I think you'll find that men DO feature in history books.— Alice Evans (@_alice_evans) September 2, 2017
Sure, it's not 50%.
But that reflects REALITY.
They had a marginal role.
Men’s History Month
Also, isn't there already a special month for men's history? We shouldn't have to pretend to care about it the rest of the time too!— David Rafferty (@portusprince) September 2, 2017
They're such special snowflakes, am I right?
As an archaeologist I can confirm that there were men in the Stone Age, even though we say cavewomen. Women did all the artwork though.— (((Kim Biddulph))) (@kimbiddulph) September 2, 2017
I mean, of course there were men during the Stone Age. Can't they just accept that we call the people of the time cavewomen, though? That's the way it's always been.
Btw Daniel,— Alice Evans (@_alice_evans) September 2, 2017
Even if you do research men's historical contributions,
Only men will read your work.
Zero mainstream interest.
Too niche. pic.twitter.com/X4lCFhYdgc
Men's history is just too specialized for the general public to care about.

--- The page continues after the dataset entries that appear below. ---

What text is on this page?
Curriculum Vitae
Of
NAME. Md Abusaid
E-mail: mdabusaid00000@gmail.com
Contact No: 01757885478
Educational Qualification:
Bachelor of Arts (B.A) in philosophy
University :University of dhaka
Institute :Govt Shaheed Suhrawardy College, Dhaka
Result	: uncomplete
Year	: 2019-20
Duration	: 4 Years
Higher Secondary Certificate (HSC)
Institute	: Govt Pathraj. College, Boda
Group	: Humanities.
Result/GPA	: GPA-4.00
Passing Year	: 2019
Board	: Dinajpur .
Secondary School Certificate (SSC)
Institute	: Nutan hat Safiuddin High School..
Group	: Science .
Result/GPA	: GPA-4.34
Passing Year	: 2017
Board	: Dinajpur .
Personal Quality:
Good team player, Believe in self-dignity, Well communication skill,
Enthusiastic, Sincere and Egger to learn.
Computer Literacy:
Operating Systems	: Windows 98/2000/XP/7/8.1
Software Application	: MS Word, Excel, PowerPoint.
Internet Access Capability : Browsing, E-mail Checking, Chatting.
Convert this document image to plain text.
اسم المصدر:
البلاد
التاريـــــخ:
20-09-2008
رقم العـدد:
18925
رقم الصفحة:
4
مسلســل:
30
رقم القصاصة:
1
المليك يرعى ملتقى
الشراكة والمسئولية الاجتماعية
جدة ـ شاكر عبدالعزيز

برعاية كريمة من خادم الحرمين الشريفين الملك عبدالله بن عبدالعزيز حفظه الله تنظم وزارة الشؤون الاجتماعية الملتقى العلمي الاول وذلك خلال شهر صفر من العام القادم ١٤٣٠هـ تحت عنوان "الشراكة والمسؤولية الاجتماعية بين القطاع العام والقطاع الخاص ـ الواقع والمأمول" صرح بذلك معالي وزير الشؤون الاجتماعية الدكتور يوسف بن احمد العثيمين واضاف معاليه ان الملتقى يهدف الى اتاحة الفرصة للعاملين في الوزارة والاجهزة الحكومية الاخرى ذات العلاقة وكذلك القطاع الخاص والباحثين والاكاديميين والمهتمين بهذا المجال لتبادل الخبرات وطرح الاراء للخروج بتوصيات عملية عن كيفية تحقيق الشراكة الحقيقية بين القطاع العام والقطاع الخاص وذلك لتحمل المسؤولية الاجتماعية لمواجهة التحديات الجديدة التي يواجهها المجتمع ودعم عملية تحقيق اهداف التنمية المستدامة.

The focus on princes creates unrealistic expectations in boys. A princess isn't going rescue you! You need to learn to shift for yourself.— Shaula Evans (@ShaulaEvans) September 2, 2017
This one, by the way, popped up during a discussion of Queen Victoria and that guy she was married to. Alan? Alphonse?
Albert, as in the V&A. The story of his introduction of the Christmas tree helps boys see what they can contribute through their family role— Avril (@DocAvvers) September 2, 2017
Albert! That’s the one. Thank you for the reminder.
Boys In The Workplace
I half wonder whether men should be allowed in labs. Could be a distraction to hard working women. They at least need to dress appropriately— Lucy Sherriff (@sherrifflucy) September 2, 2017
I mean, how is it that it’s 2017 and we’re still dealing with this stuff? It’s bananas, right?I can't even. Even ManWhoHasItAll and their teacher friend ultimately had to throw in the towel:
Thanks all, but she has decided not to add a male historical figure to her list just for the sake of it. History should be gender-neutral. https://t.co/eXVQrSQRj1— manwhohasitall (@manwhohasitall) September 3, 2017
On a more serious note, though: How is that it’s 2017 and we’re still dealing with this stuff? For real. I mean, it sounds ridiculous when you frame it in terms of men — but this is how our culture still regularly talks about women (and, y’know, everyone who’s not a white, straight, cis, wealthy, able-bodied man). What’s more, the fact that we’re only able to identify how problematic it is when we flip the script is an issue in and of itself. No matter what some folks might think, sexism isn’t over; it’s still alive and very, disappointingly well.
And so, even though we really shouldn’t have to, we keep having to call out problems when we see them. But as ManWhoHasItAll points out, there’s no reason we can’t have a laugh while we’re doing so. Good comedy always makes a point — and this is very good point to be making, indeed.